What made him so incensed was a ruling by the ECJ, despite considerable delaying tactics deployed by the French government, that the military within EU member states should be subjected to the Working Time Directive. In other words, French soldiers aren’t, er, soldiers; they are employees, and so subject to “individual timekeeping, severe limitations on night work, rigid activity planning including prior agreement from each individual to any change, precise calculation of time off, mandatory 11-hour daily rest time,” and on and on.


The Court was quick to respond that armies can derogate from working hours in deployment, special operations, or in cases of “insurmountable constraints”, but such caveats did nothing to placate Borloo, who spluttered that the ruling was “a frontal attack on the military spirit that undermines the esprit de corps forged through hard training and discipline.”


To say his salvo was uniformly well received would be a lie. Commenters called him a Gaullist manqué (no longer a compliment, especially on the centre-Left) and others suggested he join forces with Marine Le Pen (a proper insult among the punditry). But he did receive support from the Minister of Defence, the rather bland Florence Parly, and the government is likely to keep up the fight, both in domestic courts and at the EU level.


This is a sensitive area for Emmanuel Macron, who has already managed to lose two chiefs of the joint staff (one spectacularly fired and the other resigning). The Fifth Republic gives the President explicit authority over the armed forces, and, especially in an election year, he will have to reassure voters that he is able and willing to defy the EU when it threatens to impinge on French interests.


Souverainisme is still largely seen as a niche belief in France. Still, if I were planning Macron’s re-election campaign in the coming months, I’d be wary of waving as many blue and gold flags as last time. In 2017, it was a given that the more pro-European you went, the more mainstream.
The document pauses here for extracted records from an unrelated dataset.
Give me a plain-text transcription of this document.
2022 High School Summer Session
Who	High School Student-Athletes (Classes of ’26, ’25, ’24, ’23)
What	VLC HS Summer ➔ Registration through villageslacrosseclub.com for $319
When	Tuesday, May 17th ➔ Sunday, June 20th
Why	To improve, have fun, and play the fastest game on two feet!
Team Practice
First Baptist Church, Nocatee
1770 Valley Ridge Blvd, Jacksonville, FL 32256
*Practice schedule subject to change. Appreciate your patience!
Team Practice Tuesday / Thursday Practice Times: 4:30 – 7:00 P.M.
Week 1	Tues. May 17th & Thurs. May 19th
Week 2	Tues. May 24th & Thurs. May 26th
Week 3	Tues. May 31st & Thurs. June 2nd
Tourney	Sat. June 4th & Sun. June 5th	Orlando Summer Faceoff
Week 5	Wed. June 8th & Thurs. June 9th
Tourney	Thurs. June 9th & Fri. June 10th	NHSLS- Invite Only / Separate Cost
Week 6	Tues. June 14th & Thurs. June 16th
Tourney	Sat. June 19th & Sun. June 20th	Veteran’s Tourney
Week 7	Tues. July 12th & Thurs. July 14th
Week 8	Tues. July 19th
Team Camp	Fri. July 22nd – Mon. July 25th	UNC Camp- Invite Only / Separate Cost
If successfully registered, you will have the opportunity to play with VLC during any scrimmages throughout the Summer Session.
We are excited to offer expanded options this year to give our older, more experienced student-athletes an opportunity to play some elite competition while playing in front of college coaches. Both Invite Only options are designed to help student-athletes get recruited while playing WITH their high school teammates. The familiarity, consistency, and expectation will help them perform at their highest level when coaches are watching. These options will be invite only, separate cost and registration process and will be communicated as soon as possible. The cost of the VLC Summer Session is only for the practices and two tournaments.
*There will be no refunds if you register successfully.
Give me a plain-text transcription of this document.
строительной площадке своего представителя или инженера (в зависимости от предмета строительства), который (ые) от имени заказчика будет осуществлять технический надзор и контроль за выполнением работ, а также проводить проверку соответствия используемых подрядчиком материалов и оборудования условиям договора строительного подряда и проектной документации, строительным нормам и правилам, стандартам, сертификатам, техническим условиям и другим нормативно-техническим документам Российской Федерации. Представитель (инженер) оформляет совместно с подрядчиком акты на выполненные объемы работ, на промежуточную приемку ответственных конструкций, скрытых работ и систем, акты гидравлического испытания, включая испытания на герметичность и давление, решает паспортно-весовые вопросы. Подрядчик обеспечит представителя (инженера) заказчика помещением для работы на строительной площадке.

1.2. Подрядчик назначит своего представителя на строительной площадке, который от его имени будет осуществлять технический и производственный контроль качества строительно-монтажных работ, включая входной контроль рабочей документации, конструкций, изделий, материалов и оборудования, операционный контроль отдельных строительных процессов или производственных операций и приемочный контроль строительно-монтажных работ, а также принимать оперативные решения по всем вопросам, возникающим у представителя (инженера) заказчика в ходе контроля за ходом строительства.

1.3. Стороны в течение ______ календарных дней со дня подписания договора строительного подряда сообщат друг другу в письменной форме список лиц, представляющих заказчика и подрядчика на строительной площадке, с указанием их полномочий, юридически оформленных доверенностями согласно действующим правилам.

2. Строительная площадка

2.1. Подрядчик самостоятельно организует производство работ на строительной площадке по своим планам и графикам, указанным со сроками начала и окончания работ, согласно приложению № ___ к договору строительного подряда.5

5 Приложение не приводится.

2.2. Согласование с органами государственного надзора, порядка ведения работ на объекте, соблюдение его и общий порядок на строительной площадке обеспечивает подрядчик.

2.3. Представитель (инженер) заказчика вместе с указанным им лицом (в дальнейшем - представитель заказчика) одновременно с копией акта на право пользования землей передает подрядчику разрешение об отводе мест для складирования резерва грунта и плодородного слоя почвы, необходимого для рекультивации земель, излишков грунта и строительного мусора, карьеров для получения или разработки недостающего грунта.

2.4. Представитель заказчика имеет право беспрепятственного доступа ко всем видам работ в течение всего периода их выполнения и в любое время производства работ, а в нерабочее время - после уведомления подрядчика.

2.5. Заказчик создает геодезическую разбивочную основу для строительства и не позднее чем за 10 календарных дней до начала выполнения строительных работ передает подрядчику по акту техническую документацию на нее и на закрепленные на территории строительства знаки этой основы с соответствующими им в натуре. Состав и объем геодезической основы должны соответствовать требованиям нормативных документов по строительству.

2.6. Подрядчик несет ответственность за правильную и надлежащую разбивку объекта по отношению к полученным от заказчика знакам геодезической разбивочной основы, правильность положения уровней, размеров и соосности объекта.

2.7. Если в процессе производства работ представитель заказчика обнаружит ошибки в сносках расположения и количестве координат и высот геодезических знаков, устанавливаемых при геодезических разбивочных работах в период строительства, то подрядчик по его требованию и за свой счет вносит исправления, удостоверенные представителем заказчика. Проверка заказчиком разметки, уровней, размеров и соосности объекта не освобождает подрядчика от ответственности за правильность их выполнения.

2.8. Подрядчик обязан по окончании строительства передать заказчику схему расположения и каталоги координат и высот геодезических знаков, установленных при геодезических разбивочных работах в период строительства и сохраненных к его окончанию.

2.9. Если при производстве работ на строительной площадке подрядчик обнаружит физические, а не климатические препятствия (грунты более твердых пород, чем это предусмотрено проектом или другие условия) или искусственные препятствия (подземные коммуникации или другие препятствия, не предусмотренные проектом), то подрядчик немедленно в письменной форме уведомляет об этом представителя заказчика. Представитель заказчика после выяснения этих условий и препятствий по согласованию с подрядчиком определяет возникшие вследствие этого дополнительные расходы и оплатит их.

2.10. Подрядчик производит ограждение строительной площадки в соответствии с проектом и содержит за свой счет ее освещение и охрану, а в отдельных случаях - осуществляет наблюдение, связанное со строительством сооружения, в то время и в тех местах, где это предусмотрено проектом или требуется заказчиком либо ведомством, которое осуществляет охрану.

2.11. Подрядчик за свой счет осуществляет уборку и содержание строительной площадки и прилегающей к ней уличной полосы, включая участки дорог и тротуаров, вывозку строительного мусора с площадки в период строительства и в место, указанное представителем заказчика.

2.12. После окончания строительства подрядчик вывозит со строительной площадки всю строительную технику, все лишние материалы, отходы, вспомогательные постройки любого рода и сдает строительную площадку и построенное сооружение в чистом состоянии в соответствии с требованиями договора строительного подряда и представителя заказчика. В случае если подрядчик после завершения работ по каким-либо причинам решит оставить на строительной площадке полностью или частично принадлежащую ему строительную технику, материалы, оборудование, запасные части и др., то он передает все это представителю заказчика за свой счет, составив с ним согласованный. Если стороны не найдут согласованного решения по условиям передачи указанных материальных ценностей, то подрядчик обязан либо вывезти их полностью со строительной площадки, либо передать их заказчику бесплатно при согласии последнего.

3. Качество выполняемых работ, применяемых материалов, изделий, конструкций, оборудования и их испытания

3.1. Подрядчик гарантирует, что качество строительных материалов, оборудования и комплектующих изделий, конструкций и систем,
But in today’s political and social fragmentation, reminded of what their country used to stand for, — the kind of narrative that has been painfully erased from school manuals and derided in the media — the French find inside themselves the stirrings of an old familiar tune, something reassuring and straighter, that they are not quite ready to jettison. For its part, the political class is increasingly finding the difference between “ever closer union” and French self-interest a tricky one to negotiate.


It is possible the ECJ has bitten off more than it can chew this time.